Was I working on a similarly destructive project?
Any student of science, technology and society recognizes that technology has politics, and that the systems we design reflect our inherent worldview. Our robots do not follow some magical set of Asimov’s three laws; they are built by men and corporations to project our power across the globe. Their programming reflects our beliefs and biases.
The robot at the checkpoint in the video had a pre-programmed set of characteristics to look for. A large vehicle, driving quickly, not stopping for the checkpoint met its probabilistic criteria. It “asked” the soldiers for permission to fire, but they didn’t double check the program’s math; they pressed the red button and fired, destroying the van and any notion of the rules of engagement.
How different was this (fictional) behavior from that of the Apache gunners in the Wikileaks video “Collateral Murder”, or the Blackwater mercenaries in Nissour Square? Are robot operators exempt from ethics because the software chose the target?

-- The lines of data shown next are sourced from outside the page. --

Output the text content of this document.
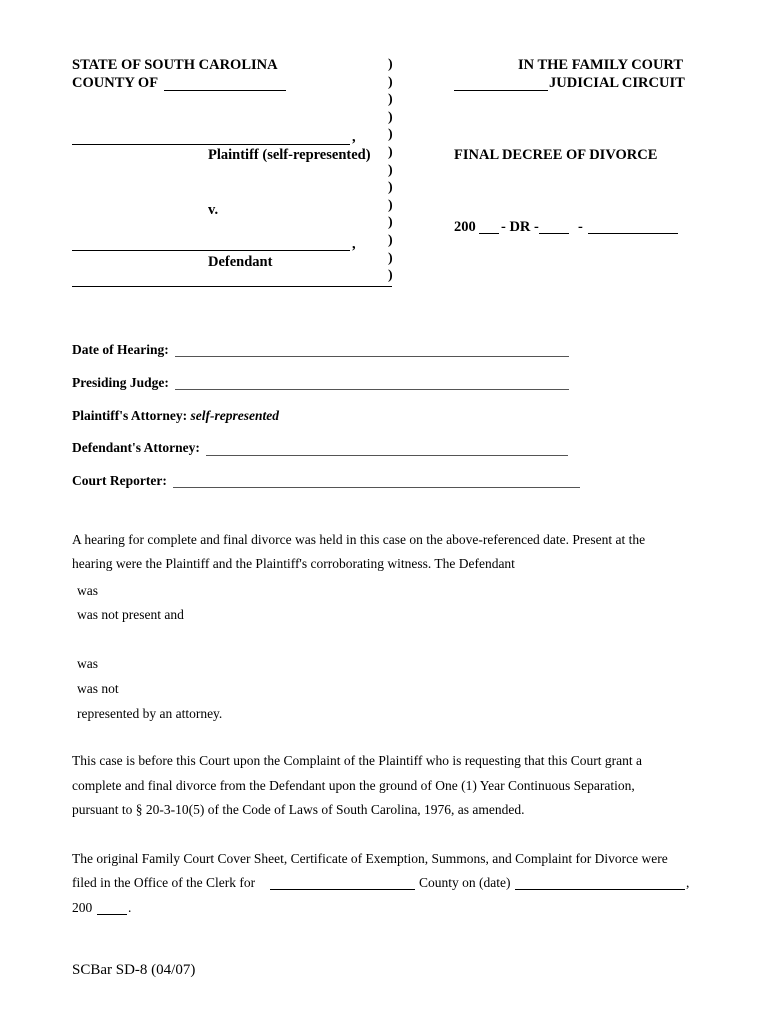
STATE OF SOUTH CAROLINA
COUNTY OF
,
Plaintiff (self-represented)
v.
,
Defendant
)
)
)
)
)
)
)
)
)
)
)
)
)
IN THE FAMILY COURT
JUDICIAL CIRCUIT
FINAL DECREE OF DIVORCE
200 - DR -	-
Date of Hearing:
Presiding Judge:
Plaintiff's Attorney: self-represented
Defendant's Attorney:
Court Reporter:
A hearing for complete and final divorce was held in this case on the above-referenced date. Present at the
hearing were the Plaintiff and the Plaintiff's corroborating witness. The Defendant
was
was not present and
was
was not
represented by an attorney.
This case is before this Court upon the Complaint of the Plaintiff who is requesting that this Court grant a
complete and final divorce from the Defendant upon the ground of One (1) Year Continuous Separation,
pursuant to § 20-3-10(5) of the Code of Laws of South Carolina, 1976, as amended.
The original Family Court Cover Sheet, Certificate of Exemption, Summons, and Complaint for Divorce were
filed in the Office of the Clerk for	County on (date)	,
200	.
SCBar SD-8 (04/07)
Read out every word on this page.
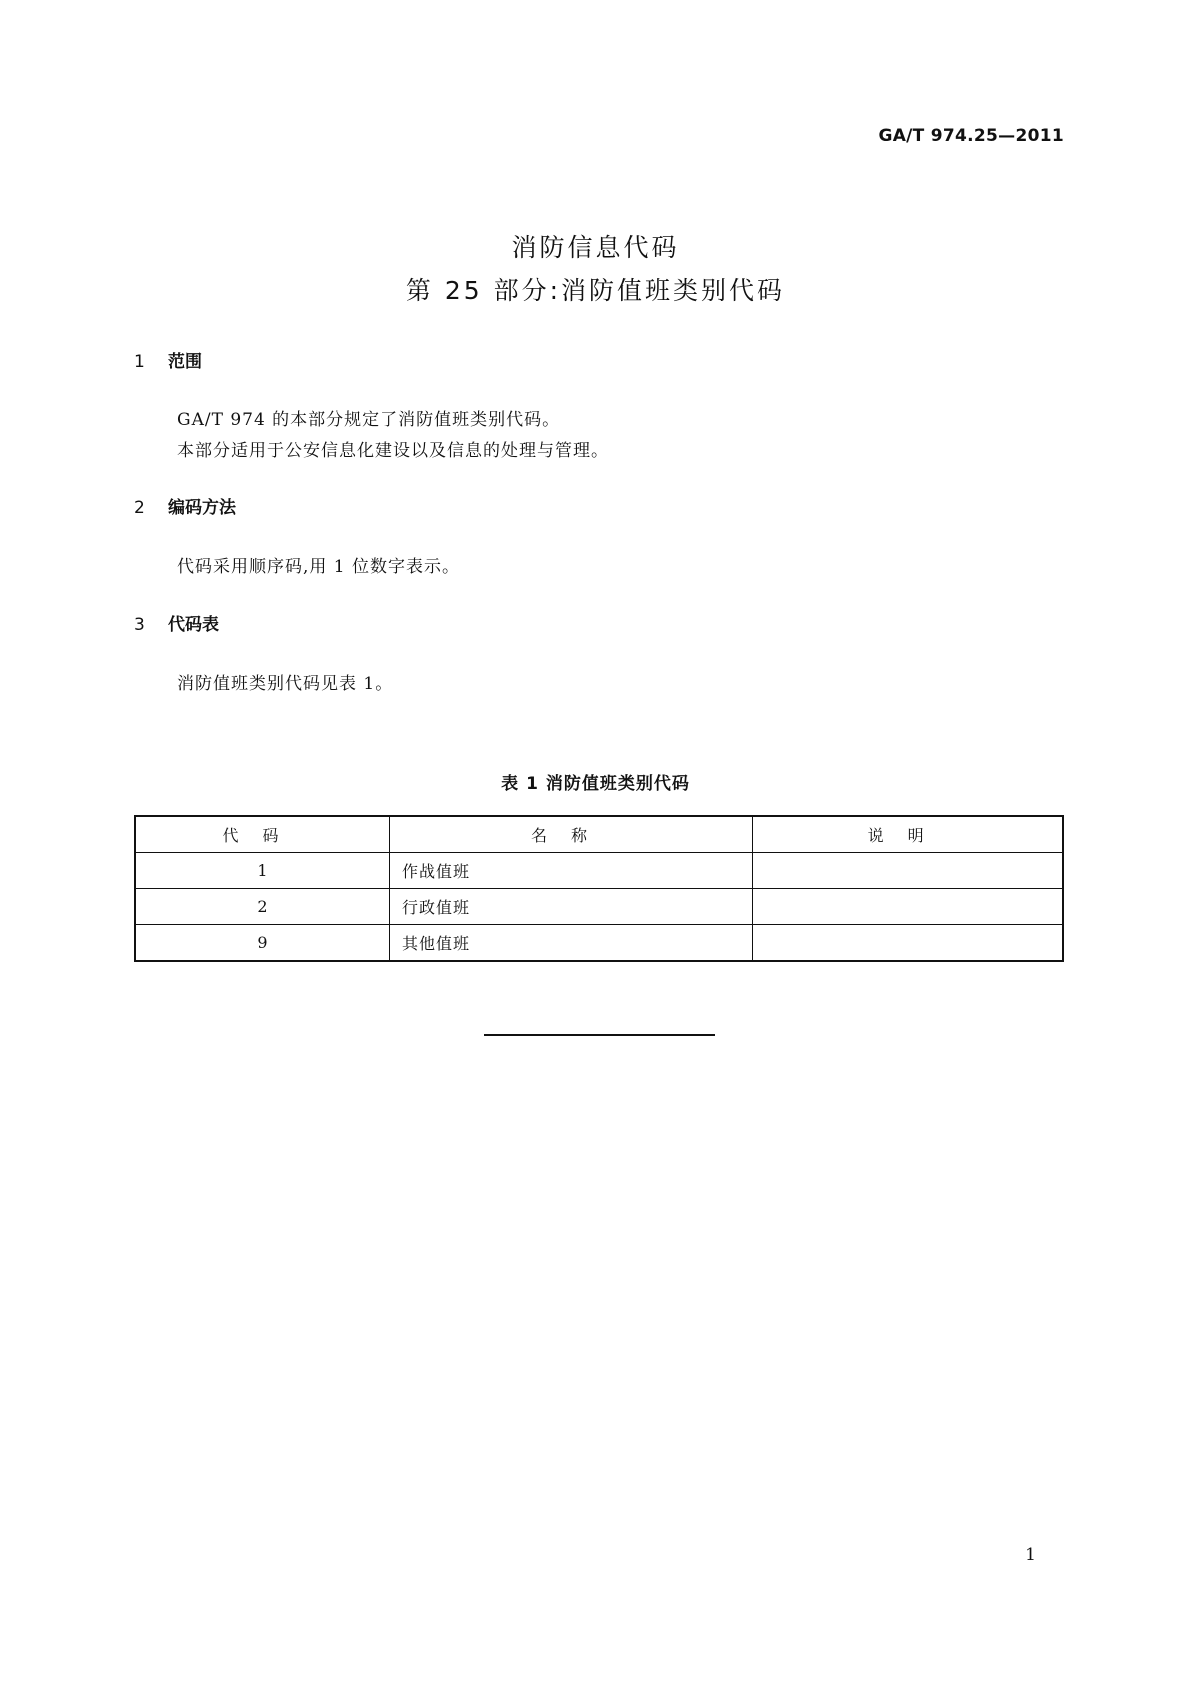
GA/T 974.25—2011
消防信息代码
第 25 部分:消防值班类别代码
1 范围
GA/T 974 的本部分规定了消防值班类别代码。
本部分适用于公安信息化建设以及信息的处理与管理。
2 编码方法
代码采用顺序码,用 1 位数字表示。
3 代码表
消防值班类别代码见表 1。
表 1 消防值班类别代码
代码	名称	说明
1	作战值班	
2	行政值班	
9	其他值班	
1
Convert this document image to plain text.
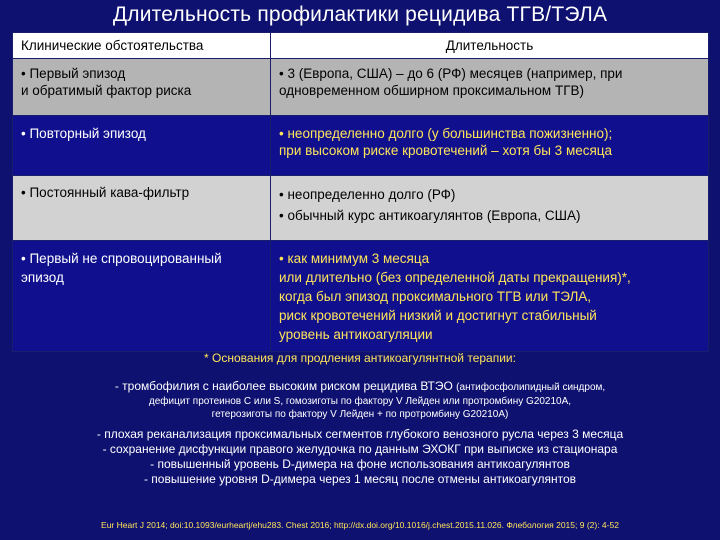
Длительность профилактики рецидива ТГВ/ТЭЛА
Клинические обстоятельства	Длительность

• Первый эпизод
и обратимый фактор риска	• 3 (Европа, США) – до 6 (РФ) месяцев (например, при
одновременном обширном проксимальном ТГВ)

• Повторный эпизод	• неопределенно долго (у большинства пожизненно);
при высоком риске кровотечений – хотя бы 3 месяца

• Постоянный кава-фильтр	• неопределенно долго (РФ)
• обычный курс антикоагулянтов (Европа, США)

• Первый не спровоцированный
эпизод	• как минимум 3 месяца
или длительно (без определенной даты прекращения)*,
когда был эпизод проксимального ТГВ или ТЭЛА,
риск кровотечений низкий и достигнут стабильный
уровень антикоагуляции
* Основания для продления антикоагулянтной терапии:
- тромбофилия с наиболее высоким риском рецидива ВТЭО (антифосфолипидный синдром,
дефицит протеинов С или S, гомозиготы по фактору V Лейден или протромбину G20210A,
гетерозиготы по фактору V Лейден + по протромбину G20210A)
- плохая реканализация проксимальных сегментов глубокого венозного русла через 3 месяца
- сохранение дисфункции правого желудочка по данным ЭХОКГ при выписке из стационара
- повышенный уровень D-димера на фоне использования антикоагулянтов
- повышение уровня D-димера через 1 месяц после отмены антикоагулянтов
Eur Heart J 2014; doi:10.1093/eurheartj/ehu283. Chest 2016; http://dx.doi.org/10.1016/j.chest.2015.11.026. Флебология 2015; 9 (2): 4-52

Is the programmer responsible for any innocent civilians that his software marked for death?
The keynote speaker at the conference played another video to close his presentation, this one from the Star Wars series. A robot army descended from spaceships, removed from their racks and deployed to fight the natives, who were vastly outnumbered and outgunned by the invaders. “This is what I want; can you build it for me?” the general said, seemingly without irony. “We’re working on it, sir.”
– Josh Levinger is the Director of Technology at the Citizen Engagement Lab, where he builds online tools to empower political campaigns.